Kasım 1990, Boston: Isabella Stewart Gardner Müzesi'nden 13 sanat eseri çalındı. Güvenlik görevlileri, bir kargaşa ihbarına müdahale eden polis kılığında iki adamı içeri aldı ve hırsızlar, güvenlik görevlilerini bağlayıp müzeyi bir saat boyunca yağmaladı.
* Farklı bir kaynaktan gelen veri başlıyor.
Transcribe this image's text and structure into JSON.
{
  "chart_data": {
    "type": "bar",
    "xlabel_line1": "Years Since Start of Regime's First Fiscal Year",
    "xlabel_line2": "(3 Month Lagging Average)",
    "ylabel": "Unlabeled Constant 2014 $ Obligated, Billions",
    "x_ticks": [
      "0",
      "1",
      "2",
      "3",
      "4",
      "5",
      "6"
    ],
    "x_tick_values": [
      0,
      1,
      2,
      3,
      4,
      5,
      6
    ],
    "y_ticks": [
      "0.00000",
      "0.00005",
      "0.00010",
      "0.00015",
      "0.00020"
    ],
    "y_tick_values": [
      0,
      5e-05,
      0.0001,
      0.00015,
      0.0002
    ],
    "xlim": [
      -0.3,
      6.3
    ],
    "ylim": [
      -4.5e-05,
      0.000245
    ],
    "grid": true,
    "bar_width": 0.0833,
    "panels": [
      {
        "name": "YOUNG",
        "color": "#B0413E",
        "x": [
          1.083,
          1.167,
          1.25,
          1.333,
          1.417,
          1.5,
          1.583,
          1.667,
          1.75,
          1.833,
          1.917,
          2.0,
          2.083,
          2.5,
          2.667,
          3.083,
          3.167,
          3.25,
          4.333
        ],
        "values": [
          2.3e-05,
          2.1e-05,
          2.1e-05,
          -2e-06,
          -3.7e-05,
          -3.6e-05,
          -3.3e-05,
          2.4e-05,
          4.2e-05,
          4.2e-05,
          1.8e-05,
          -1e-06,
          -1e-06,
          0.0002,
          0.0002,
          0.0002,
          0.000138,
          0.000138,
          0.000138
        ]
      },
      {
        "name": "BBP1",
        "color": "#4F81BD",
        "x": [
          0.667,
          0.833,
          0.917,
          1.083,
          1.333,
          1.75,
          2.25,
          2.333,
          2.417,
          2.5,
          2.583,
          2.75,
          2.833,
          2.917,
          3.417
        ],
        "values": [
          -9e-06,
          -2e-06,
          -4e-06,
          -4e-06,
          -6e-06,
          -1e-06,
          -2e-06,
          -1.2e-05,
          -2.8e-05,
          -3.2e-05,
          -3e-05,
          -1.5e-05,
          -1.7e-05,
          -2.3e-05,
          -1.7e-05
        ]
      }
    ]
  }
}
Aralık 1985, sabahın erken saatlerinde, iki veterinerlik öğrencisi Carlos Perches Treviño ve Ramón Sardina García, Meksiko'daki Ulusal Antropoloji Müzesi'ne (MNA) girerek 124 paha biçilmez Kolomb öncesi Meksika eserini çaldı.

Ağustos 1911, Paris Louvre Müzesi: 1911 yazında Paris Louvre Müzesi’nden çalınan Mona Lisa, belki de tarihin en ünlü sanat soygunu olarak anılır. İlginçtir ki Leonardo da Vinci’nin bu başyapıtı o dönemde bugünkü kadar popüler değildi. O dönem tabloya biçilen değer yaklaşık 5 milyon dolar olarak tahmin edilse de bu, daha çok sembolik bir rakamdı. İki yıl sonra tablo Floransa’da bulunup yeniden Louvre’a döndüğünde ise çoktan bir kültürel ikon haline gelmişti. Bugün hâlâ sergilendiği cam vitrinin önünde uzun kuyruklar oluşuyor. Kısacası, bu soygun Mona Lisa’nın ününe ün katarken, Louvre tarihinin en büyük skandallarından biri olarak kayıtlara geçti.